La idea es generar en la sociedad un clima de condena hacia los dirigentes gremiales, que le quite legitimidad a los planteos que haga el sindicalismo contra la reforma, cuando se trate.

La revisión de la estrategia es producto del aprendizaje de reforma previsional, donde el Gobierno se concentró más en conseguir los votos en el Congreso, que en mirar el impacto de la iniciativa en la sociedad y en los adversarios que podrían capitalizarlo.

La decisión de no presentar la reforma en las extraordinarias, como estaba previsto, responde a un cambio de táctica, pero no de objetivo, explicaron a LPO fuentes del Gobierno, que igual reconocían que los costos políticos de la iniciativa abrieron un debate profundo en el gabinete.

El tema es que el propio Macri es uno de los más interesados en sancionar el proyecto de ley que descansa en el Senado desde noviembre y cuya aprobación le sirve como mensaje a los inversores para promover inversiones, más allá que se trata de una reforma laboral descafeinada que cambia poco en los temas que importan.

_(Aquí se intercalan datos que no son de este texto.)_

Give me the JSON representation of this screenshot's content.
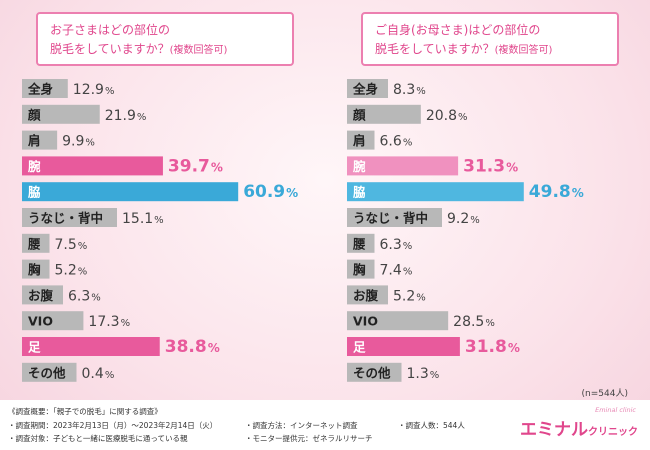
{
  "chart_data": [
    {
      "type": "bar",
      "orientation": "horizontal",
      "title_line1": "お子さまはどの部位の",
      "title_line2": "脱毛をしていますか？",
      "title_note": "(複数回答可)",
      "categories": [
        "全身",
        "顔",
        "肩",
        "腕",
        "脇",
        "うなじ・背中",
        "腰",
        "胸",
        "お腹",
        "VIO",
        "足",
        "その他"
      ],
      "values": [
        12.9,
        21.9,
        9.9,
        39.7,
        60.9,
        15.1,
        7.5,
        5.2,
        6.3,
        17.3,
        38.8,
        0.4
      ],
      "unit": "%",
      "colors": {
        "default": "#b8b8b8",
        "腕": "#e85a9c",
        "脇": "#3aa9d8",
        "足": "#e85a9c"
      }
    },
    {
      "type": "bar",
      "orientation": "horizontal",
      "title_line1": "ご自身(お母さま)はどの部位の",
      "title_line2": "脱毛をしていますか？",
      "title_note": "(複数回答可)",
      "categories": [
        "全身",
        "顔",
        "肩",
        "腕",
        "脇",
        "うなじ・背中",
        "腰",
        "胸",
        "お腹",
        "VIO",
        "足",
        "その他"
      ],
      "values": [
        8.3,
        20.8,
        6.6,
        31.3,
        49.8,
        9.2,
        6.3,
        7.4,
        5.2,
        28.5,
        31.8,
        1.3
      ],
      "unit": "%",
      "colors": {
        "default": "#b8b8b8",
        "腕": "#f091bf",
        "脇": "#4fb7e0",
        "足": "#e85a9c"
      }
    }
  ],
  "sample_note": "(n=544人)",
  "footer": {
    "summary": "《調査概要：「親子での脱毛」に関する調査》",
    "period": "・調査期間：2023年2月13日（月）～2023年2月14日（火）",
    "target": "・調査対象：子どもと一緒に医療脱毛に通っている親",
    "method": "・調査方法：インターネット調査",
    "monitor": "・モニター提供元：ゼネラルリサーチ",
    "people": "・調査人数：544人",
    "logo_main": "エミナル",
    "logo_sub": "クリニック",
    "logo_tag": "Eminal clinic"
  }
}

En el Gobierno se convencieron que acelerar la reforma laboral para febrero podría traer otro conflicto social. Ahora apuestan a esperar más escándalos judiciales con sindicatos para ablandar a los legisladores.
La idea de apurarlo para febrero no cerraba en las primeras filas del Gobierno, tras las traumáticas sesiones en Diputados para sancionar la reforma previsional antes de Navidad.